クラスの子に変化して言うなら別に良いんだけど、私の姿のまま「好き」なんて言葉、無理やり言わされたくないよー。
あはははっ。指示されての好きは言わないけど、抱きつくのはやってみようよ。こっちに来て?
それじゃあ、はぐだはぐー♪ はいー、ぎゅーっ。
えへへ、あったかいねー……。それに君ってけっこう身体大きいんだねー……。
……。
ねぇキャプテン……。
……。
………………大好き。
……。
君に指示されての「好き」じゃなくて、私の本心からの言葉だよ……?
もう2ヶ月くらい前になるのかな……? 君が傘を貸してくれてから、学校に通うのが少しずつ楽しくなったの。
私にとって君は、最初に出来た大切な友達。たぶんこれから出来るかもしれない友達の中でも一番の友達になると思うんだ。
そんな風に思えちゃうってことは、つまり大好きって事じゃない?
……君は私のこと、どう思ってるのかな?
……えへへ、俺も好き?
そっかー、大好きじゃないんだ? あはは、からかってごめんー。
でも君の「好き」と私の「好き」って、本当に違うかもしれないって思うんだ。
君の「好き」は友達として好きって意味だと思うんだけど、私の「好き」はそういう意味と……、あと……男の子としても好き……かもしれないというか……。

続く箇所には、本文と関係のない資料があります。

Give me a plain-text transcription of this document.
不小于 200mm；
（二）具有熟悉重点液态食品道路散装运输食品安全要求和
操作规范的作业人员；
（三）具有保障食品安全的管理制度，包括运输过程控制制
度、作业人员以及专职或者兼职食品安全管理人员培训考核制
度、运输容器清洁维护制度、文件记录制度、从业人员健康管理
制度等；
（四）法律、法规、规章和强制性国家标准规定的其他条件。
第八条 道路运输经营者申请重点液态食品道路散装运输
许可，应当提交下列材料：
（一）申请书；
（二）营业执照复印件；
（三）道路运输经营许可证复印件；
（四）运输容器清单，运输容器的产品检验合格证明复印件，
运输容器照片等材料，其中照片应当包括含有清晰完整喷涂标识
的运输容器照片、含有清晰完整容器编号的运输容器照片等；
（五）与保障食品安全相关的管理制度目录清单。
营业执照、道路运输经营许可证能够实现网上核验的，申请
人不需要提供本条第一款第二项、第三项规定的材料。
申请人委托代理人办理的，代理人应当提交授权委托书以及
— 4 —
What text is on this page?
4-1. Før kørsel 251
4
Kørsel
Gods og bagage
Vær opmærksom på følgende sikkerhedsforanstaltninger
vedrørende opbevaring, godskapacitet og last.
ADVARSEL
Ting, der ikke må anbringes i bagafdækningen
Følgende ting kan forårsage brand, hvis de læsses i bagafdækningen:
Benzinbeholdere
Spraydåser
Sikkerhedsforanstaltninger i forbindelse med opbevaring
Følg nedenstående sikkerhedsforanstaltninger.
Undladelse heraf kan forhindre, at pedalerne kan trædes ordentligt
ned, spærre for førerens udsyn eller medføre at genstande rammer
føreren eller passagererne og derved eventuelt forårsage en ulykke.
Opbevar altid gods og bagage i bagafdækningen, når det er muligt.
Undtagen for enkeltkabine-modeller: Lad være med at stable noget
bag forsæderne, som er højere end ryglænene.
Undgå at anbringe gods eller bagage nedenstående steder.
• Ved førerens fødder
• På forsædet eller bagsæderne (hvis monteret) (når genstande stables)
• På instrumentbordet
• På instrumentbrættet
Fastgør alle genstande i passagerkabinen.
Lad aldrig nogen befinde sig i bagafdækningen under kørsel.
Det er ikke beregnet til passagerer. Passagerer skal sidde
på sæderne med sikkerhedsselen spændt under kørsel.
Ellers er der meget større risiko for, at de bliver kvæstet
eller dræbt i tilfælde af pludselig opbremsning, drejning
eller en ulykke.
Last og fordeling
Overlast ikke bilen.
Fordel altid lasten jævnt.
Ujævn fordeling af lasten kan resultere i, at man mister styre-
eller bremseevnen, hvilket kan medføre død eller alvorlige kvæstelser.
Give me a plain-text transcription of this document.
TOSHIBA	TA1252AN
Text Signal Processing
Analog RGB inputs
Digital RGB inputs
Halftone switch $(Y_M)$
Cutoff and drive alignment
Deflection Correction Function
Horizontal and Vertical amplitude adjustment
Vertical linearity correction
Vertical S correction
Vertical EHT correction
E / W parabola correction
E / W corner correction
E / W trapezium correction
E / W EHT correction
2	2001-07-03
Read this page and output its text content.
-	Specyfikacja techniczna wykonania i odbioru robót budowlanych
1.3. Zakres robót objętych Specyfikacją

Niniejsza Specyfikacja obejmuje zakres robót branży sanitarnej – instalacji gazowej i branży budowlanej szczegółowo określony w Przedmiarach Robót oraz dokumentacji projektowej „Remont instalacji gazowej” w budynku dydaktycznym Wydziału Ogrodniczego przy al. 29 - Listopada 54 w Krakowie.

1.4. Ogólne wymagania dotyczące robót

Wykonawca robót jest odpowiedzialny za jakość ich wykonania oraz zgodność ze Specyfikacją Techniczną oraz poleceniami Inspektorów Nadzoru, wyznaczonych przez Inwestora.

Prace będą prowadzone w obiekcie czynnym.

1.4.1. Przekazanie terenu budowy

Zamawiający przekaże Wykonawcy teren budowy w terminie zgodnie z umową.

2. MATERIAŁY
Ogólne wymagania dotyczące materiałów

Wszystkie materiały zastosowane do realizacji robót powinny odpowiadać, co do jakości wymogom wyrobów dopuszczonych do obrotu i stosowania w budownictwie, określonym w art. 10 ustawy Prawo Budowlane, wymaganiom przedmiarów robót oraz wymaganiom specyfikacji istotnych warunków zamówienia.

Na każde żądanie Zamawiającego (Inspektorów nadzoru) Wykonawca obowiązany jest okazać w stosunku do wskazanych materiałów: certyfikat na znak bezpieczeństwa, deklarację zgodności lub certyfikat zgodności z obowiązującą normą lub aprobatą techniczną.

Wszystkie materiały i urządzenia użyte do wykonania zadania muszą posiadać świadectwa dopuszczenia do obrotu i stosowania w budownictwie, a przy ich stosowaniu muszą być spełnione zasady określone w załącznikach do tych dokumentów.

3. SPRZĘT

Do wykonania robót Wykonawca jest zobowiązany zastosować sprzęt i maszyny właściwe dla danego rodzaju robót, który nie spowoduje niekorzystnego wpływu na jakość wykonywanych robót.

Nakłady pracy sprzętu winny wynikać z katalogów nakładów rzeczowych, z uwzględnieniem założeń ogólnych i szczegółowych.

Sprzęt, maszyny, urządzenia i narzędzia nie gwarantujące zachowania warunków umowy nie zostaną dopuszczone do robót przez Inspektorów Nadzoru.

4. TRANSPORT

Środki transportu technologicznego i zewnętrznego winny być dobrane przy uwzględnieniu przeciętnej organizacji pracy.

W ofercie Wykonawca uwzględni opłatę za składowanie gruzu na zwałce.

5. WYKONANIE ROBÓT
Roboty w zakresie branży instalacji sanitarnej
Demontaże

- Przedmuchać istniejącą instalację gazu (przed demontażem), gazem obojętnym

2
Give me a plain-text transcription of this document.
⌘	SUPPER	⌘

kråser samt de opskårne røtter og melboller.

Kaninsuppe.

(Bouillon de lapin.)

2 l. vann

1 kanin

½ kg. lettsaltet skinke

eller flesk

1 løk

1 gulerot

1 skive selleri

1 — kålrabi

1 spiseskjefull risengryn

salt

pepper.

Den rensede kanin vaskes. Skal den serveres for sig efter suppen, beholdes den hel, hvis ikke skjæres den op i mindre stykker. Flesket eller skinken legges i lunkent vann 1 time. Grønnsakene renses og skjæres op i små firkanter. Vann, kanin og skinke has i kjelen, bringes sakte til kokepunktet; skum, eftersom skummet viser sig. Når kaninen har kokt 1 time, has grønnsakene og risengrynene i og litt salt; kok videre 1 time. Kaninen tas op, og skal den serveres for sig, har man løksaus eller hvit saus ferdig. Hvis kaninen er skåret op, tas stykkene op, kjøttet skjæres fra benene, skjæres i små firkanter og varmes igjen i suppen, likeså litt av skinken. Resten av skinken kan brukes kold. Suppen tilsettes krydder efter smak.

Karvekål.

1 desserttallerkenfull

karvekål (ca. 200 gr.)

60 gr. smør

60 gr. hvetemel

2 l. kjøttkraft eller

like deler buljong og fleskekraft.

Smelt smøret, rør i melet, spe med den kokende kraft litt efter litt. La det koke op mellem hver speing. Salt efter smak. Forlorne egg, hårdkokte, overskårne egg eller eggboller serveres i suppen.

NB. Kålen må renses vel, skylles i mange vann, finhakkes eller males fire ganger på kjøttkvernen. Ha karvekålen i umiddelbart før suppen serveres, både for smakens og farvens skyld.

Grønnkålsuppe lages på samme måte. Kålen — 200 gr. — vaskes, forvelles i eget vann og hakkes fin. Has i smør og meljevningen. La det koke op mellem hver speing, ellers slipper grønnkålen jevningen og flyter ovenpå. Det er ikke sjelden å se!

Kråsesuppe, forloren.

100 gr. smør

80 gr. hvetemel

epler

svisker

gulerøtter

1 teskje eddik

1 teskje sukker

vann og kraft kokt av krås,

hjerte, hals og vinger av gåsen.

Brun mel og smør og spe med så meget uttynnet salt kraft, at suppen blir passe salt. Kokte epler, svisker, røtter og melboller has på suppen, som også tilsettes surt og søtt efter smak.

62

だってこうやって友達の君に抱きついてるだけなのに、実はドキドキしてるんだよ?
君と友達になれてから、学校で仲良くお話できるだけで良いと思ってたのに、最近はもっと仲良くなりたいなーって欲が出ちゃってるの……。
……。
うぅうぅー、全部言わないと伝わらないか……。
友達同士では絶対にしないこと……してみたいなって思ってるの……。
えっ!? 例えば!? ……例えば、……その……キス……とか……。
……。
キャプテン……。嫌だって言ってくれないと、本当にそういうこと……しちゃうよ?
……。
わかった……。
嫌って言うまで……そういうこと続けちゃうからね。ほ、本当にしちゃうからね!